Samstag, 23. Januar 2016 - 15:30

Beutelloser Staubsauger Phlips PowerPro Ultimate

Seit dem 1. September 2014 dürfen Staubsauger laut neuer EU-Richtlinie nur noch mit einer maximalen Leistung von bis zu 1600 Watt laufen. Das soll den Stromverbrauch reduzieren und so die Umwelt schonen - aber wird so auch alles richtig sauber? Online-Redakteurin Marike Stucke testete ein Gerät, das sogar nur bis zu 650 Watt verbraucht.

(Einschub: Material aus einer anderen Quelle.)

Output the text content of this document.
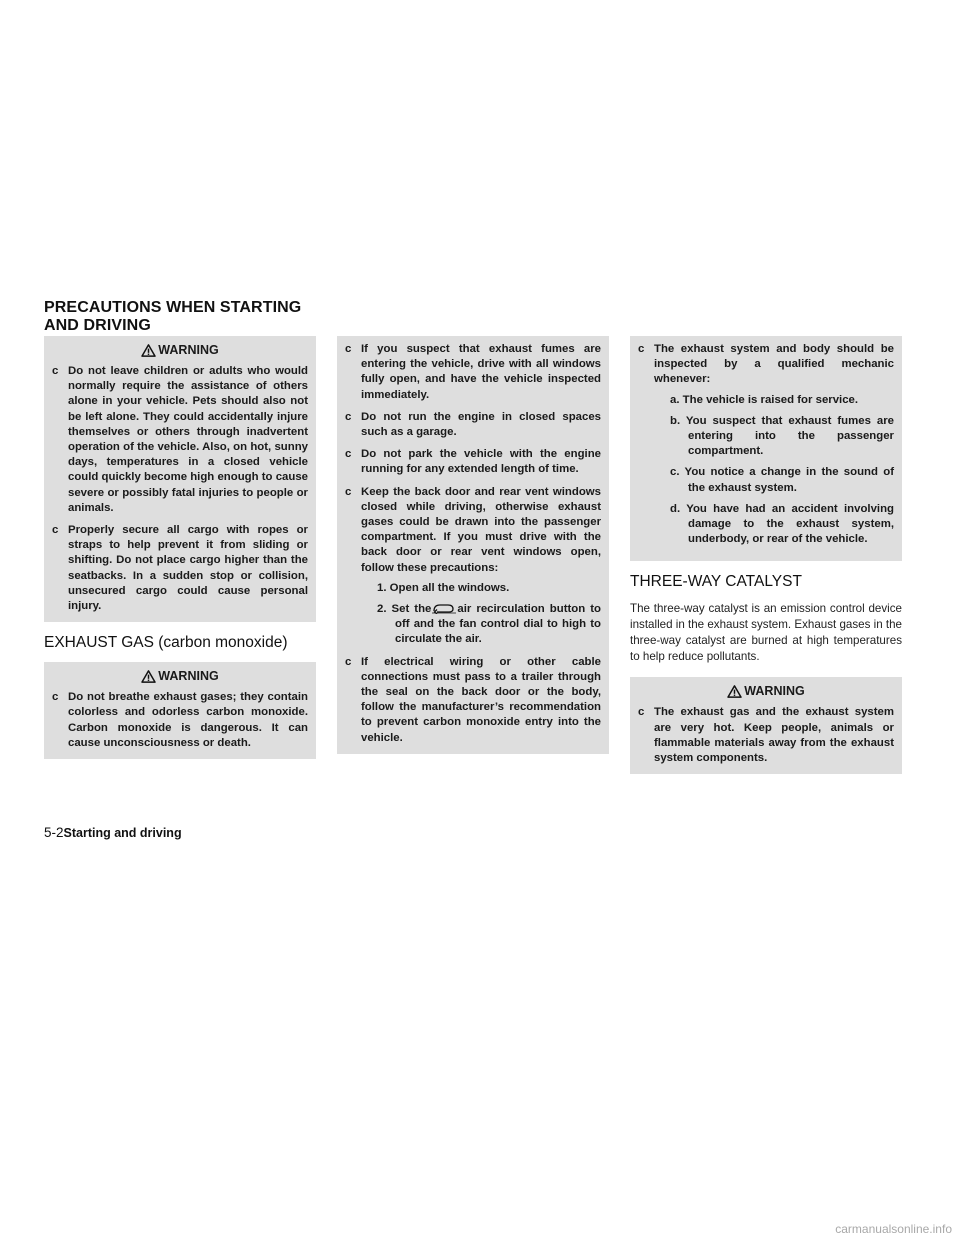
PRECAUTIONS WHEN STARTING
AND DRIVING
WARNING
c Do not leave children or adults who would normally require the assistance of others alone in your vehicle. Pets should also not be left alone. They could accidentally injure themselves or others through inadvertent operation of the vehicle. Also, on hot, sunny days, temperatures in a closed vehicle could quickly become high enough to cause severe or possibly fatal injuries to people or animals.
c Properly secure all cargo with ropes or straps to help prevent it from sliding or shifting. Do not place cargo higher than the seatbacks. In a sudden stop or collision, unsecured cargo could cause personal injury.
EXHAUST GAS (carbon monoxide)
WARNING
c Do not breathe exhaust gases; they contain colorless and odorless carbon monoxide. Carbon monoxide is dangerous. It can cause unconsciousness or death.
c If you suspect that exhaust fumes are entering the vehicle, drive with all windows fully open, and have the vehicle inspected immediately.
c Do not run the engine in closed spaces such as a garage.
c Do not park the vehicle with the engine running for any extended length of time.
c Keep the back door and rear vent windows closed while driving, otherwise exhaust gases could be drawn into the passenger compartment. If you must drive with the back door or rear vent windows open, follow these precautions:
1. Open all the windows.
2. Set the air recirculation button to off and the fan control dial to high to circulate the air.
c If electrical wiring or other cable connections must pass to a trailer through the seal on the back door or the body, follow the manufacturer’s recommendation to prevent carbon monoxide entry into the vehicle.
c The exhaust system and body should be inspected by a qualified mechanic whenever:
a. The vehicle is raised for service.
b. You suspect that exhaust fumes are entering into the passenger compartment.
c. You notice a change in the sound of the exhaust system.
d. You have had an accident involving damage to the exhaust system, underbody, or rear of the vehicle.
THREE-WAY CATALYST

The three-way catalyst is an emission control device installed in the exhaust system. Exhaust gases in the three-way catalyst are burned at high temperatures to help reduce pollutants.

WARNING
c The exhaust gas and the exhaust system are very hot. Keep people, animals or flammable materials away from the exhaust system components.
5-2Starting and driving
carmanualsonline.info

Philips PowerPro Ultimate Staubsauger Beutelloser Staubsauger Phlips PowerPro Ultimate © Philips

Putzen gehört zu den wohl lästigsten Pflichten im Haushalt. Es soll ja Menschen geben, denen Saugen, Wischen und Schrubben Spaß bringt - ich gehöre definitiv nicht dazu. Und trotzdem möchte auch ich nicht in einer Wohnung leben, in der die Wollmäuse regieren, da komme ich ums Putzen und auch ums Staubsaugen nicht herum.

Seit dem 01. September 2014 gibt es eine neue EU-Richtlinie, die vorgibt, nur noch Staubsauger mit bis zu 1600 Watt Leistung in den Geschäften anzubieten. Nach der 100 Watt-Glühbirne geht es also aus Umweltschutzgründen auch den Staubsaugern an den Kragen. Eine gute Sache, wie ich finde, aber bekomme ich mit geringerer Leistung trotzdem die volle Saugkraft?

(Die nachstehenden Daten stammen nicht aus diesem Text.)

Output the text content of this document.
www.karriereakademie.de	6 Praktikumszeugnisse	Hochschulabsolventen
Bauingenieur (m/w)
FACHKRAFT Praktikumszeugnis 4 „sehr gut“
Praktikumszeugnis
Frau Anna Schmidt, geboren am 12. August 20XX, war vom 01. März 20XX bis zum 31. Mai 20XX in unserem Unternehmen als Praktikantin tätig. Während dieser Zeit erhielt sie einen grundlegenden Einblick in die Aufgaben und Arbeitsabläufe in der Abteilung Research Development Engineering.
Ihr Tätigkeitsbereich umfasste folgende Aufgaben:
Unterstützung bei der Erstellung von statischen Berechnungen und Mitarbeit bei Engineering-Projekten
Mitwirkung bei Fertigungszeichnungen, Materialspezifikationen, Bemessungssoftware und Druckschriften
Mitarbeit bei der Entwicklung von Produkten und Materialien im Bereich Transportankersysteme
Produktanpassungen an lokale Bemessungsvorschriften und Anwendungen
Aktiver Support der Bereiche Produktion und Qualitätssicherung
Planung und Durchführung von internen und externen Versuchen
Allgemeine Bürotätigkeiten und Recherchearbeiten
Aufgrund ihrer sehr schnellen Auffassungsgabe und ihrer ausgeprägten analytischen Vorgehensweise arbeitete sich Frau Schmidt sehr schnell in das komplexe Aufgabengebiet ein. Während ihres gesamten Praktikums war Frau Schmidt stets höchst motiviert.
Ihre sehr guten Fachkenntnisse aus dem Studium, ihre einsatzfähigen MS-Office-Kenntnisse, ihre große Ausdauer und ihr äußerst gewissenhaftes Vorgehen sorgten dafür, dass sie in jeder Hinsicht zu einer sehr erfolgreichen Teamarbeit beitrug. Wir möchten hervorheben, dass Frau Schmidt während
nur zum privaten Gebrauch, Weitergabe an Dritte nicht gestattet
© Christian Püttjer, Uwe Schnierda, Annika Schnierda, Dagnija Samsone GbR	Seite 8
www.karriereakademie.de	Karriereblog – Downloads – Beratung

650 Watt-Staubsauger im Test

Um das herauszufinden, habe ich den beutellosen Staubsauger Philips PowerPro Ultimate getestet, der sich sogar mit nur 650 Watt begnügt. Die PowerCyclone 7-Technik soll trotz geringer Wattzahl zu völlig staubfreien Ergebnissen führen. Sogar so, dass die Luft, die hinterher aus dem Staubsauger kommt, dank spezieller Luftfilter sauberer ist, als sie es beim Einsaugen war.

Nachdem ich mich mit dem Gerät ein wenig vertraut gemacht habe (es gibt unter anderem eine Fernbedienung am Griff des Saugers), geht es los: Die ganze Wohnung wird von oben bis unten gesaugt und das ist wörtlich zu verstehen: Durch die verschiedenen Aufsätze und das Teleskoprohr kann ich auch den Schrank von oben absaugen und Spinnenweben in den Ecke erreichen. Nachdem die Wohnung gereinigt ist, schaue ich in den Auffangbehälter und stelle fest: Es war tatsächlich ziemlich staubig in der Wohnung und der Staubsauger von Philips hat ganze Arbeit geleistet.

Leise und leistungsstark

Dabei war er erstaunlich leise. Ich bin es gewohnt, beim Staubsaugen von einem lauten Pfeifen begleitet zu werden (und meine Nachbarn haben sicherlich auch immer gehört, wann bei mir mal wieder gesaugt wurde). Die Mehrzweckdüse saugt sowohl auf Laminat, als auch auf Teppich gut. Hier muss die Leistung allerdings stark heruntergeregelt werden, da der Staubsauger ansonsten den Teppich zu stark einsaugt. Das geht am einfachsten mit der Fernbedienung am Griff des PowerPro Ultimates. Kleines Manko: Beim Saugen gerät man immer mal wieder auf die Tasten der Fernbedienung und regelt so unbeabsichtigt die Leistung hoch oder herunter. Dafür ist der Staubsauger auf seinen großen Rädern schön wendig und passt sich schnell meinen Bewegungen an. Das ist aber auch gut so, denn für einen kompakten Staubsauger bringt er doch mehr Gewicht mit, als man annehmen würde.

Das Ausleeren des Staubbehälters geht schnell und ohne viel Staub aufzuwirbeln. Das spart auf Dauer Geld, denn Staubsaugerbeutel können auf Dauer so viel kosten wie ein neuer Staubsauger und die Umwelt freut sich ebenso.

Fazit

Wer Wert auf eine staubfreie Umgebung legt und so zum Beispiel auch das Allergierisiko in den Wohnräumen minimieren will, muss nicht unbedingt den Geräten mit hoher Wattzahl nachtrauern. Es kommt wohl viel mehr auf inneren Werte des Staubsaugers an. Der beutellose Staubsauger PowerPro Ultimate ist extrem genügsam in Sachen Energie, aber umso gefräßiger, wenn es um Staub, Haare und Krümel geht.